Я вопросительно смотрю на Лидию, но она не сводит глаз со своих коленей. Мне хочется закричать, но я лишь ударяю по спинке сиденья Клавдии. Она и ухом не ведет.
— Да что не так? — возмущаюсь я. — Я как раз пытаюсь с тобой об этом поговорить.
— Поговори лучше с Майлзом. Вряд ли ты опаздываешь, когда он тебя ждет.
— Ты серьезно? — Я хочу заставить ее посмотреть на меня. — Клавдия, ты гонишь, что ли? Проблема не в Майлзе.
— Серьезней некуда. — Она поворачивается ко мне. — Мы все знаем, что проблема именно в Майлзе. Ты теперь только и делаешь, что говоришь о нем и тусуешься с ним. Нам больше не звонишь. Сказала, что будешь на собрании Альянса, и, блин, исчезла. Мы у тебя дома не собирались уже две недели, и ты не ответила ни на одну мою эсэмэску про ночевку.
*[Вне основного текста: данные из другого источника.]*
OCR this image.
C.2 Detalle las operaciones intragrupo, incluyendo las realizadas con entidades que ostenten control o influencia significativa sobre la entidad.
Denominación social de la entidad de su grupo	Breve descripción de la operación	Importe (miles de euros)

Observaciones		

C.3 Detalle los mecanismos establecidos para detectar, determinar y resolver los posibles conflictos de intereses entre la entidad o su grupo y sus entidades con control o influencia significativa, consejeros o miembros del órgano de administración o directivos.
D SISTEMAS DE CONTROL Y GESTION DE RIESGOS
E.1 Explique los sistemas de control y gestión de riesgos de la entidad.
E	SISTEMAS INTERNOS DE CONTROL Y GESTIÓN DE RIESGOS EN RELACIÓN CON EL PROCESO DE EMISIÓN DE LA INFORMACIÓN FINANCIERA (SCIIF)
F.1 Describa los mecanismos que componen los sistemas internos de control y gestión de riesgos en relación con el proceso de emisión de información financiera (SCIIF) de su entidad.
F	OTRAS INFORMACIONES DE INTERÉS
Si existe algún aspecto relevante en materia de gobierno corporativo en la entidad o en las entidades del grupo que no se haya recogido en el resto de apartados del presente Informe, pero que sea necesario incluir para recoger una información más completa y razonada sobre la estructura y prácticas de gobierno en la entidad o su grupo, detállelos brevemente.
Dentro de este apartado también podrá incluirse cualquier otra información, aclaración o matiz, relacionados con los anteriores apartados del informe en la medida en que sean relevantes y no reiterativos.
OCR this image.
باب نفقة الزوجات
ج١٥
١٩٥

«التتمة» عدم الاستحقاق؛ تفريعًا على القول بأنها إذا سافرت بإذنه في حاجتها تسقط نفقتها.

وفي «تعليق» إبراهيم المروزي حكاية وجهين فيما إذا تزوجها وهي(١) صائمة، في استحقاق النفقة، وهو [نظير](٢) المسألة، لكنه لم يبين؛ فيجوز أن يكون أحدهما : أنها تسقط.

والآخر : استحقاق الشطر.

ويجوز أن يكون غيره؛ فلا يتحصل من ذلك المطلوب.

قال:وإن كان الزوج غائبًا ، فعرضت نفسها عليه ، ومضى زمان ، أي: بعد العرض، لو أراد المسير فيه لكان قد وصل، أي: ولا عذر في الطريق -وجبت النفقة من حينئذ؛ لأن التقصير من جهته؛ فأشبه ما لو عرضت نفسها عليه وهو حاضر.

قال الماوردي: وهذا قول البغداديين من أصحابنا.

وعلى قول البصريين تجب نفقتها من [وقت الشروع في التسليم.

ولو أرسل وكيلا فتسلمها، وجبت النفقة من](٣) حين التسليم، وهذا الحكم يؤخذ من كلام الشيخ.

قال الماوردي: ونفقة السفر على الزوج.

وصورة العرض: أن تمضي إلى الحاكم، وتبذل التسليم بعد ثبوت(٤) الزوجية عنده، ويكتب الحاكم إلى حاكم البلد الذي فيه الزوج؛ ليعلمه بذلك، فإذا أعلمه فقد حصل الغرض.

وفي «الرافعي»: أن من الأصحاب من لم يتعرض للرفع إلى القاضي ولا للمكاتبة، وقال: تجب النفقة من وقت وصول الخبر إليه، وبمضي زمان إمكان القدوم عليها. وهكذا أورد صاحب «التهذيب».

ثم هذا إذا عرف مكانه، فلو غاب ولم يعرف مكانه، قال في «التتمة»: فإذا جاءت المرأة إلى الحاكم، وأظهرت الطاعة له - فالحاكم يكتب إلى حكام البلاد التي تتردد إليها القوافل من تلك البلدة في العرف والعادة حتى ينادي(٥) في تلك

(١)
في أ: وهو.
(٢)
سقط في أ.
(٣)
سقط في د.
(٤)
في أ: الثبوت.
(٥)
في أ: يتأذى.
А все потому, что начала встречаться с каким-то дебильным парнем.
— Он не дебильный. — Меня бесит то, как дрожит мой голос, особенно сейчас. Майлз ей ничего плохого не сделал, и она не имеет права его обзывать. — Ты что, злишься, что я встречаюсь с парнем, а не с девушкой?
— Симона, камон! — подает голос Лидия. — Ты же знаешь, что дело не в этом.
— А может, и не знает. — Клавдия картинно пожимает плечами. — Может, она на себе зациклилась и думает, что мы ее тут как натуралку угнетаем.
— Да кто сказал, что я натуралка?
Она на секунду замирает. Я не дышу.
— Ты не можешь просто взять и притвориться, что ты квир, чтобы мы тебя пожалели, — наконец говорит она с гримасой отвращения. — Ты это, блин, серьезно? Так хочешь сойти за угнетенную, что уже начала выдумывать?